In group A, in which parents and hybrids showed similar levels of siRNAs, there were equal levels of methylation in the hybrids (Fig. 5A). In groups B and C, in which parental siRNA levels differed by ≥15-fold, the levels of siRNA and methylation were correlated between parental lines (Fig. 5 B and C). In group B loci, in which parental siRNA levels differed greatly and hybrid values were near MPV, the degree of methylation in the hybrids was above the MPV in all contexts indicating transchromosomal methylation of the low parent loci (Fig. 5B). Group C loci also had 24-nt siRNA levels that differed greatly between parents and hybrid, but siRNA levels were significantly below MPV (Fig. 5C). The decreased siRNA levels in group C correlated with a reduction in total methylation compared with the increase in group B (Fig. 5C); CG methylation in group C was lower than in groups A and B (Fig. 5 A and B) but was still above MPV, indicating cis retention of methylation also with transchromosomal methylation of the low methylated or nonmethylated parental allele (Fig. 5C). CHG levels were reduced in group C compared with group B, indicating an absence of transchromosomal methylation (Fig. 5C). The most striking change was the decrease in CHH methylation, which was below MPV (Fig. 5C). This decrease suggests a reduction of cis-directed CHH methylation in addition to the expected absence of transchromosomal methylation as a consequence of the reduced 24-nt siRNAs in group C loci.
Loci with Altered Epigenetic States in the Hybrids Correlate with Changes in mRNA Levels.

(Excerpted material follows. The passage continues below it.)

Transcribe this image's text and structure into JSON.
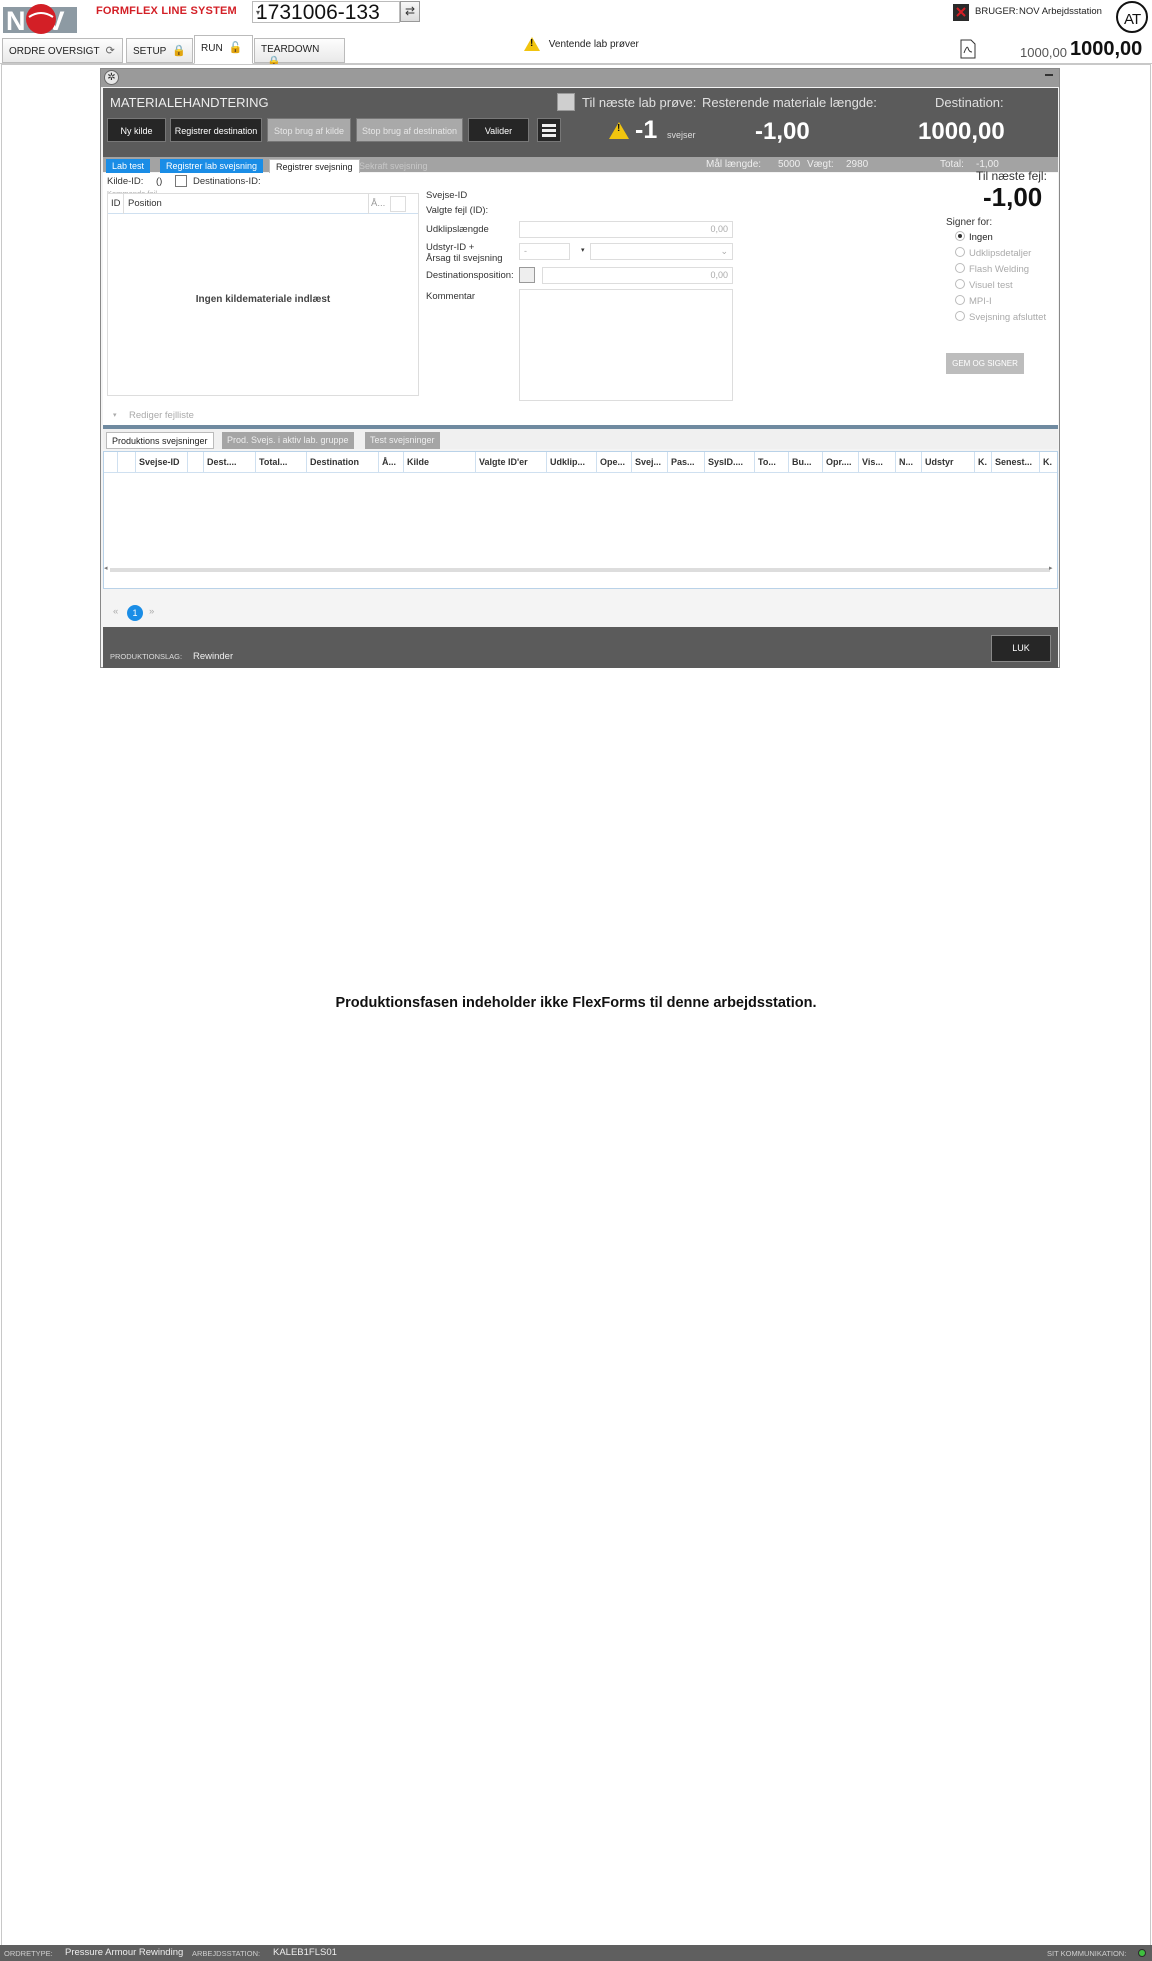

We identified several genes in the hybrids that had altered epigenetic states in the flanking regions correlated with changes in gene expression (Fig. 6, Fig. S8C, and selection criteria in SI Materials and Methods). Parental epi-alleles were matched against those from the Columbia accession to draw conclusions between published expression profiles of wild type and various mutants affecting the RdDM pathway in Columbia. This search was not exhaustive and only intended to show that the altered hybrid sRNA levels can be associated with changes in gene activity.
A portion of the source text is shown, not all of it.